Credo che chiunque si sia domandato come fosse possibile dare un seguito a "Endless Summer".
La risposta arriva dallo stesso Fennesz, ed è negativa. Quello è l'album definitivo, che non ammette repliche. Per il musicista austriaco, dopo di esso, si presentavano due possibilità , reinventarsi o vivere di gloria. Fennesz ha scelto la seconda, la più facile, quella degli applausi, mentre un sipario si chiude sullo sperimentatore per riaprirsi sui lustrini.
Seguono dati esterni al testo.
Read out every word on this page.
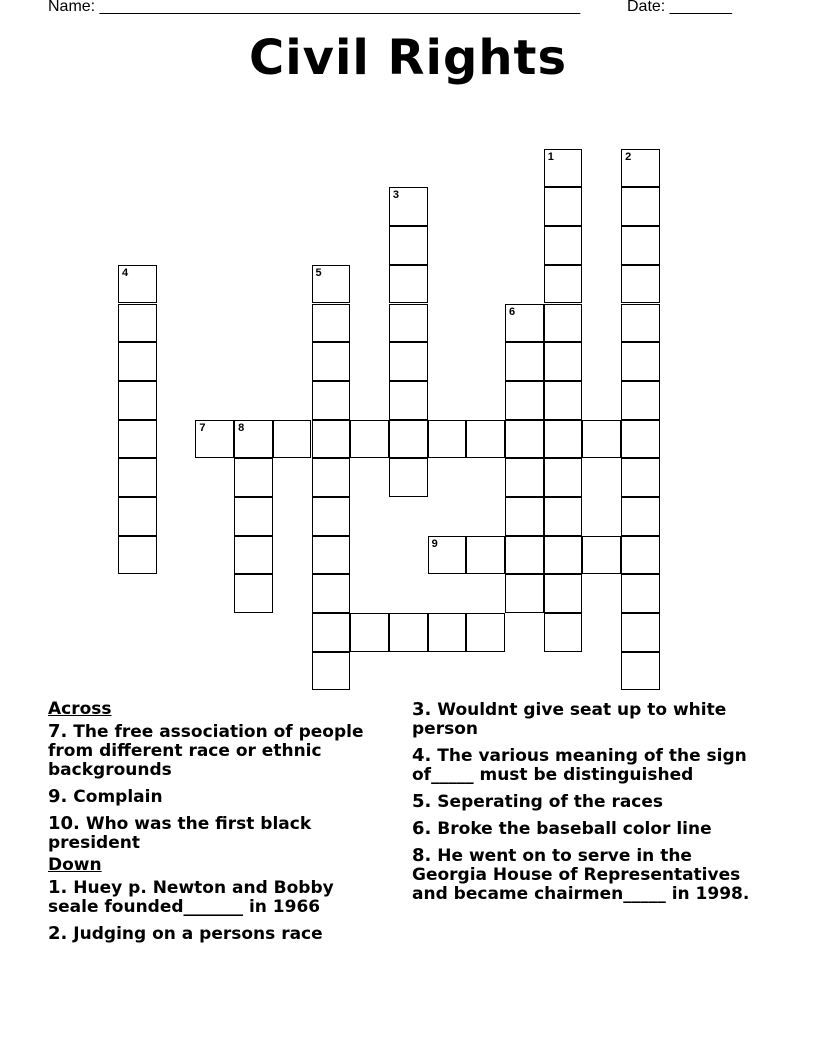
Name: ______________________________________________________	Date: _______
Civil Rights
1	2
3
4	5
6
7	8
9
Across
7. The free association of people from different race or ethnic backgrounds
9. Complain
10. Who was the first black president
Down
1. Huey p. Newton and Bobby seale founded_______ in 1966
2. Judging on a persons race
3. Wouldnt give seat up to white person
4. The various meaning of the sign of_____ must be distinguished
5. Seperating of the races
6. Broke the baseball color line
8. He went on to serve in the Georgia House of Representatives and became chairmen_____ in 1998.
E, per chi intende vivere di gloria, quale opportunità migliore di 'cantare' Venezia, città simbolo di quello status, con tutta la decomposizione che ne deriva.
Fennesz, occhi di ghiaccio, si impantana totalmente nell'umore della laguna, si lascia corrompere dalla decadenza, e registra una serie di brani che, nel migliore dei casi, mummificano se stesso, mentre nel peggiore... un banalità chitarristica come Laguna parla da se... scende su livelli ben al di sotto della decenza, almeno per come noi l'intendiamo. C'è pure il bis a A Fire In The Forest, per coloro che ne sentivano la mancanza, con la voce di David Sylvian protesa a recitare il solito sermone autoindulgente, questa volta in 'pluralis maiestatis', 'quanto siamo bravi... quanto siamo belli...' (Transit). Anche le belle foto di Jon Wozencroft, viste sotto questa luce 'dolciastra', assumono un aspetto diverso.
Tanto daffare non poteva portare che a "Venice", colonna sonora per una romantica gita in gondola o, utilizzo ancor migliore, per una promettente cena a lume di candela. Musica 'da camera', nel senso fisico del termine, e la 'Patetica' di Tchaikovsky, a confronto, era quanto di più ruvido possa esistere.
La speranza, sempre dura a morire, è che si tratti di un incidente di percorso, anche se un sesto senso mi dice che Fennesz ha imboccato, irreversibilmente, il viale del tramonto. Auguriamogli buona fortuna e vogliamogli tutto il bene possibile, ché, a ripensarci, ci a donato tante belle cose.